An attorney for Thompson Tractor Co., Jeremy Heep of Troutman Pepper, also told the panel that phone conversations between Thompson Tractor and Ring Power were merely part of a “pro-competitive business transaction.”

Senior U.S. District Judge Harvey Schlesinger, U.S. Circuit Judge Elizabeth Branch and U.S. Circuit Judge Britt Grant served on the panel. Because the nature of the calls between IronPlanet, Thompson Tractor and Ring Power were unknown, the judges questioned “whether the conversations were merely expressions of concern or evidence of a pressure campaign” and if it was ICP’s duty to establish what the calls were about.

Schlesinger said, “Just because there were calls doesn’t mean you can let a jury speculate on what the calls were about. What if the telephone calls were about, 'Are we going to play golf on Saturday?' Does that give enough for a jury to speculate that they were colluding?”

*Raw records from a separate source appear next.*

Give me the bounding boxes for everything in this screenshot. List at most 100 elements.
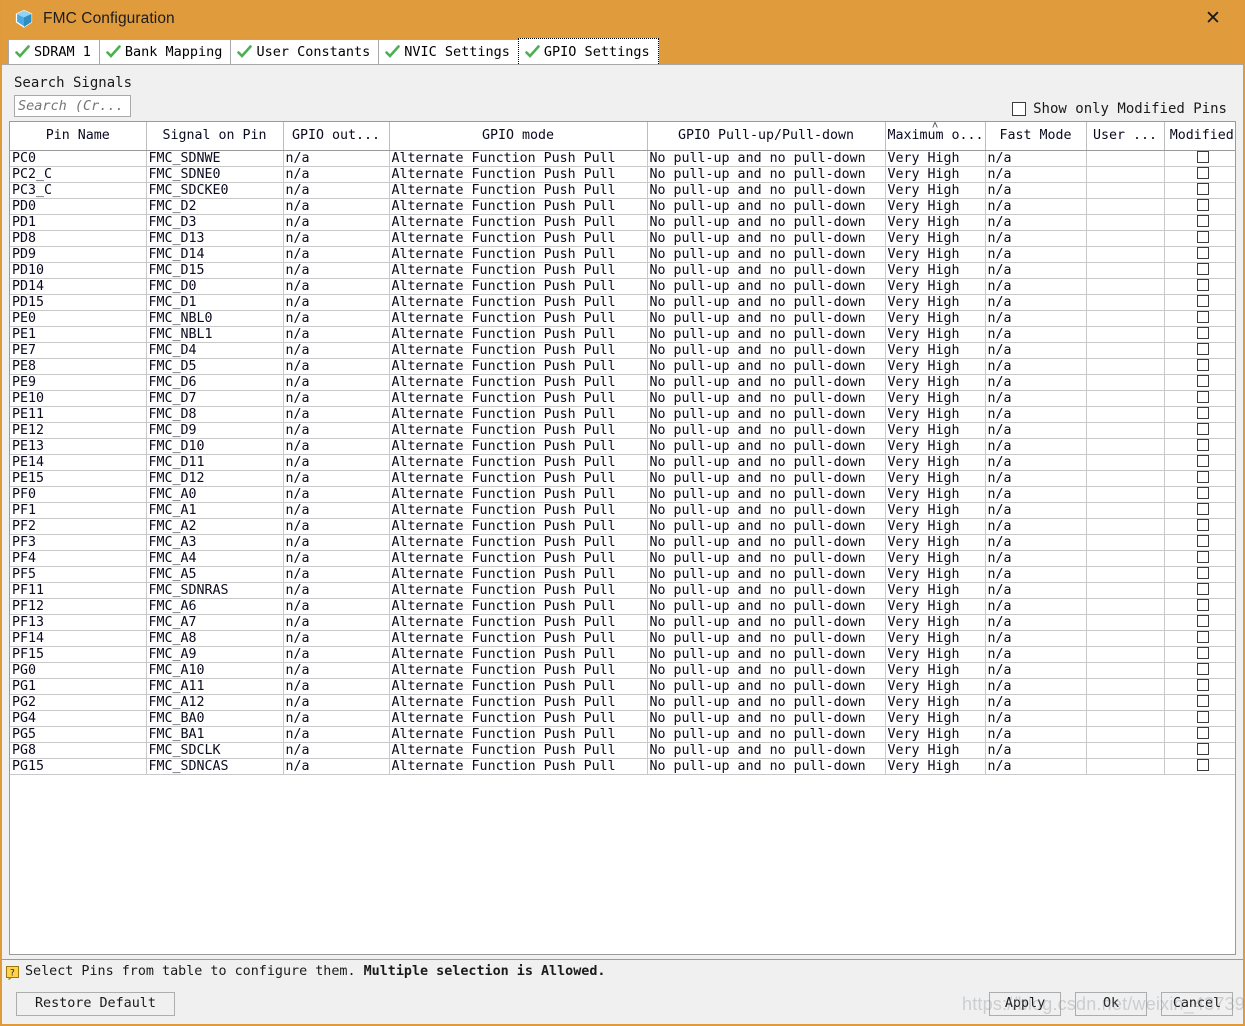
cell-gpio-pullup-pulldown[interactable]: No pull-up and no pull-down (647, 438, 886, 455)
cell-user-label[interactable] (1086, 486, 1165, 503)
cell-gpio-output[interactable]: n/a (283, 358, 390, 375)
cell-gpio-pullup-pulldown[interactable]: No pull-up and no pull-down (647, 630, 886, 647)
cell-signal-on-pin[interactable]: FMC_D2 (146, 198, 284, 215)
cell-modified[interactable] (1164, 230, 1235, 247)
cell-gpio-output[interactable]: n/a (283, 374, 390, 391)
modified-checkbox[interactable] (1196, 551, 1209, 563)
cancel-button[interactable]: Cancel (1161, 991, 1233, 1016)
cell-gpio-mode[interactable]: Alternate Function Push Pull (389, 470, 648, 487)
table-row[interactable]: PD10 FMC_D15 n/a Alternate Function Push Pu… (10, 262, 1235, 279)
cell-gpio-pullup-pulldown[interactable]: No pull-up and no pull-down (647, 230, 886, 247)
cell-fast-mode[interactable]: n/a (985, 438, 1087, 455)
cell-fast-mode[interactable]: n/a (985, 406, 1087, 423)
cell-gpio-output[interactable]: n/a (283, 150, 390, 167)
cell-signal-on-pin[interactable]: FMC_A10 (146, 662, 284, 679)
modified-checkbox[interactable] (1196, 599, 1209, 611)
cell-signal-on-pin[interactable]: FMC_D10 (146, 438, 284, 455)
cell-maximum-output[interactable]: Very High (885, 422, 986, 439)
table-row[interactable]: PF5 FMC_A5 n/a Alternate Function Push Pull… (10, 566, 1235, 583)
cell-modified[interactable] (1164, 198, 1235, 215)
cell-maximum-output[interactable]: Very High (885, 278, 986, 295)
cell-gpio-pullup-pulldown[interactable]: No pull-up and no pull-down (647, 278, 886, 295)
table-row[interactable]: PE9 FMC_D6 n/a Alternate Function Push Pull… (10, 374, 1235, 391)
col-header-gpio-mode[interactable]: GPIO mode (389, 122, 648, 151)
cell-modified[interactable] (1164, 150, 1235, 167)
table-row[interactable]: PE1 FMC_NBL1 n/a Alternate Function Push Pu… (10, 326, 1235, 343)
cell-gpio-mode[interactable]: Alternate Function Push Pull (389, 646, 648, 663)
cell-maximum-output[interactable]: Very High (885, 214, 986, 231)
cell-modified[interactable] (1164, 502, 1235, 519)
modified-checkbox[interactable] (1196, 759, 1209, 771)
cell-gpio-output[interactable]: n/a (283, 694, 390, 711)
cell-gpio-mode[interactable]: Alternate Function Push Pull (389, 486, 648, 503)
table-row[interactable]: PE11 FMC_D8 n/a Alternate Function Push Pul… (10, 406, 1235, 423)
col-header-user-label[interactable]: User ... (1086, 122, 1165, 151)
cell-pin-name[interactable]: PF3 (10, 534, 147, 551)
cell-signal-on-pin[interactable]: FMC_A2 (146, 518, 284, 535)
cell-pin-name[interactable]: PF5 (10, 566, 147, 583)
cell-signal-on-pin[interactable]: FMC_A4 (146, 550, 284, 567)
cell-gpio-mode[interactable]: Alternate Function Push Pull (389, 406, 648, 423)
modified-checkbox[interactable] (1196, 199, 1209, 211)
cell-gpio-pullup-pulldown[interactable]: No pull-up and no pull-down (647, 470, 886, 487)
cell-gpio-pullup-pulldown[interactable]: No pull-up and no pull-down (647, 454, 886, 471)
cell-gpio-mode[interactable]: Alternate Function Push Pull (389, 390, 648, 407)
modified-checkbox[interactable] (1196, 311, 1209, 323)
cell-pin-name[interactable]: PF12 (10, 598, 147, 615)
show-only-modified-pins-checkbox[interactable]: Show only Modified Pins (1012, 101, 1227, 117)
modified-checkbox[interactable] (1196, 647, 1209, 659)
cell-signal-on-pin[interactable]: FMC_D9 (146, 422, 284, 439)
cell-pin-name[interactable]: PC3_C (10, 182, 147, 199)
cell-modified[interactable] (1164, 646, 1235, 663)
cell-modified[interactable] (1164, 310, 1235, 327)
cell-pin-name[interactable]: PG8 (10, 742, 147, 759)
cell-user-label[interactable] (1086, 694, 1165, 711)
modified-checkbox[interactable] (1196, 391, 1209, 403)
table-row[interactable]: PE12 FMC_D9 n/a Alternate Function Push Pul… (10, 422, 1235, 439)
cell-gpio-output[interactable]: n/a (283, 486, 390, 503)
cell-gpio-output[interactable]: n/a (283, 310, 390, 327)
cell-gpio-mode[interactable]: Alternate Function Push Pull (389, 166, 648, 183)
cell-gpio-mode[interactable]: Alternate Function Push Pull (389, 662, 648, 679)
cell-pin-name[interactable]: PD10 (10, 262, 147, 279)
cell-gpio-mode[interactable]: Alternate Function Push Pull (389, 758, 648, 775)
cell-gpio-output[interactable]: n/a (283, 214, 390, 231)
cell-user-label[interactable] (1086, 182, 1165, 199)
cell-gpio-pullup-pulldown[interactable]: No pull-up and no pull-down (647, 710, 886, 727)
cell-user-label[interactable] (1086, 294, 1165, 311)
cell-pin-name[interactable]: PG2 (10, 694, 147, 711)
cell-signal-on-pin[interactable]: FMC_A3 (146, 534, 284, 551)
cell-gpio-output[interactable]: n/a (283, 582, 390, 599)
cell-fast-mode[interactable]: n/a (985, 662, 1087, 679)
cell-gpio-mode[interactable]: Alternate Function Push Pull (389, 598, 648, 615)
table-row[interactable]: PG1 FMC_A11 n/a Alternate Function Push Pul… (10, 678, 1235, 695)
cell-fast-mode[interactable]: n/a (985, 678, 1087, 695)
cell-gpio-mode[interactable]: Alternate Function Push Pull (389, 422, 648, 439)
cell-signal-on-pin[interactable]: FMC_A8 (146, 630, 284, 647)
cell-gpio-output[interactable]: n/a (283, 198, 390, 215)
cell-user-label[interactable] (1086, 166, 1165, 183)
cell-maximum-output[interactable]: Very High (885, 150, 986, 167)
cell-gpio-output[interactable]: n/a (283, 278, 390, 295)
table-row[interactable]: PD15 FMC_D1 n/a Alternate Function Push Pul… (10, 294, 1235, 311)
cell-gpio-mode[interactable]: Alternate Function Push Pull (389, 678, 648, 695)
cell-modified[interactable] (1164, 390, 1235, 407)
cell-user-label[interactable] (1086, 390, 1165, 407)
table-row[interactable]: PF13 FMC_A7 n/a Alternate Function Push Pul… (10, 614, 1235, 631)
modified-checkbox[interactable] (1196, 695, 1209, 707)
cell-maximum-output[interactable]: Very High (885, 438, 986, 455)
cell-fast-mode[interactable]: n/a (985, 454, 1087, 471)
pins-table-container[interactable]: Pin Name Signal on Pin GPIO out... GPIO … (9, 121, 1236, 955)
cell-gpio-mode[interactable]: Alternate Function Push Pull (389, 550, 648, 567)
cell-fast-mode[interactable]: n/a (985, 742, 1087, 759)
table-row[interactable]: PF3 FMC_A3 n/a Alternate Function Push Pull… (10, 534, 1235, 551)
modified-checkbox[interactable] (1196, 615, 1209, 627)
col-header-signal-on-pin[interactable]: Signal on Pin (146, 122, 284, 151)
cell-user-label[interactable] (1086, 646, 1165, 663)
cell-maximum-output[interactable]: Very High (885, 326, 986, 343)
cell-fast-mode[interactable]: n/a (985, 342, 1087, 359)
cell-user-label[interactable] (1086, 422, 1165, 439)
cell-maximum-output[interactable]: Very High (885, 678, 986, 695)
table-row[interactable]: PG5 FMC_BA1 n/a Alternate Function Push Pul… (10, 726, 1235, 743)
cell-modified[interactable] (1164, 598, 1235, 615)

As further evidence, Schnmaugam referenced emails that Thompson Tractor sent to IronPlanet. According to the report, the email stated that an agreement to auction the dealer’s equipment would “remain in a holding pattern unless the auction site issued a statement regarding the deal with ICP.”

Branch asked Shanmugam how the phone calls and emails proved a “concerted action.” Shanmugam stated that a jury should decide whether the evidence shows coordination.